Escue, 6 Wn. App. at 607-08 (citations omitted) (citing State v. Hardamon, 29 Wn.2d 182, 186 P.2d 634 (1947); State v. Miller, 59 Wn.2d 27, 365 P.2d 612 (1961); State ex rel. Howard v. Superior Court, 88 Wash. 344, 153 P. 7 (1915); State v. Lane, 40 Wn.2d 734, 246 P.2d 474 (1952)). In Escue, the Court of Appeals also quoted a passage from one of our *111earlier venue opinions regarding proof of venue:

It is first claimed that the venue was not sufficiently proven. The trial was being had in Snohomish county, and there was evidence that the offense was committed at Pinehurst in that county. The question was not raised until after verdict and upon motion for a new trial. To now hold, when no substantial right of the appellant has been invaded, that the venue was not sufficiently proven seems to us would be too technical.

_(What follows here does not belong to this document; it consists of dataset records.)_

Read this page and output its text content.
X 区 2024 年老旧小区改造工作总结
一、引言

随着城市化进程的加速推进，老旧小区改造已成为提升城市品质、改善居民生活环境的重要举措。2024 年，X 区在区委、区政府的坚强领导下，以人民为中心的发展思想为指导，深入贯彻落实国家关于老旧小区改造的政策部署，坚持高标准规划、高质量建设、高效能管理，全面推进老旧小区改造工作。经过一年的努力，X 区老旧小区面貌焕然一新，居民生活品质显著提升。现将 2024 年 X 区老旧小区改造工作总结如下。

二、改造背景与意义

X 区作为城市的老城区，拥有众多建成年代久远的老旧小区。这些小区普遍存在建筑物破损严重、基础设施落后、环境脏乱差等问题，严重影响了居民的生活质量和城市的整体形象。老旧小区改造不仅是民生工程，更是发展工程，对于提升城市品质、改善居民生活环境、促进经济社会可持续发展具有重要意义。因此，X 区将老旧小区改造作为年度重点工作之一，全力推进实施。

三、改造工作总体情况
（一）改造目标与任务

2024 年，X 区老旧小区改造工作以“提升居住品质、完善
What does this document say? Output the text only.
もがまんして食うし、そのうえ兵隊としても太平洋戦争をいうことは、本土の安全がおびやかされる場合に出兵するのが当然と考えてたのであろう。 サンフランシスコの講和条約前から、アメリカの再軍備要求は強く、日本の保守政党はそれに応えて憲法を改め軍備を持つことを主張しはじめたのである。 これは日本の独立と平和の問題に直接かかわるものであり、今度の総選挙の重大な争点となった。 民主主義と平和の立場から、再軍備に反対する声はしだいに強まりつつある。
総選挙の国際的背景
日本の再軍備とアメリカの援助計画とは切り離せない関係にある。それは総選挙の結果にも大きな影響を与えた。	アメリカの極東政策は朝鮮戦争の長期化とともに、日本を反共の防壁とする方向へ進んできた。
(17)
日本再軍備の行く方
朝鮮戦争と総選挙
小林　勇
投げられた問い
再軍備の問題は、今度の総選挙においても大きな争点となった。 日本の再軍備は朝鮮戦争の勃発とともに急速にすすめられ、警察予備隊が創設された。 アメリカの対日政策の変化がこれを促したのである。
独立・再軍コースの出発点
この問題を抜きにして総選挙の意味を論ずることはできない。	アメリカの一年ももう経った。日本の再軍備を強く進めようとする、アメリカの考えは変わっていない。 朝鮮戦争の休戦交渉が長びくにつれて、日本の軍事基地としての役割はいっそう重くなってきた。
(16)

Escue, 6 Wn. App. at 608 (quoting State v. Neadeau, 137 Wash. 297, 298, 242 P. 36 (1926)).

The majority’s opinion ignores all of the principles of waiver set forth in Dent, and simply assumes defendant’s inclusion of venue as part of the elements of insurance fraud in the “to convict” instruction required the State to prove venue beyond a reasonable doubt. The State did not do so. But the case law cited above makes clear that by failing to timely raise questions regarding venue at the time of the omnibus hearing, or at the time of trial, Hickman waived any error on venue, even if couched as a challenge to the sufficiency of the evidence of venue.

This result is consistent with our criminal rules and fairness in the handling of the case. As the Court of Appeals in Escue noted: “[w]e have passed the time when trials are conducted by ambush rather than by a search for the truth

Due process and fair play regarding criminal defendants do not require a criminal trial to be a game of chance with all of the odds heavily weighted in favor of the defendant. ... It seems fairly obvious that the ultimate in a criminal trial should be the ascertainment of the truth; that is, whether the accused is innocent and should be set free, or whether the accused is guilty and should be incarcerated for the protection of society. Again, it should not be a matter of luck or perhaps misadventure of one of the contestants during the course of a trial; nor should the outcome depend substantially upon the skill or luck of the attorney representing one side of the controversy.

*112Escue, 6 Wn. App. at 608 (quoting State v. Stacy, 43 Wn.2d 358, 367, 261 P.2d 400, 405 (1953)). Hickman’s ambush trial tactics should not be condoned by this Court. I would affirm the Court of Appeals and Hickman’s conviction for insurance fraud.

Durham, C.J., and Dolliver and Guy, JJ., concur with TalMADGE, J.

The pertinent part of CrR 5.1(c) states:

Any objection to venue must be made as soon after the initial pleading is filed as the defendant has knowledge upon which to make it.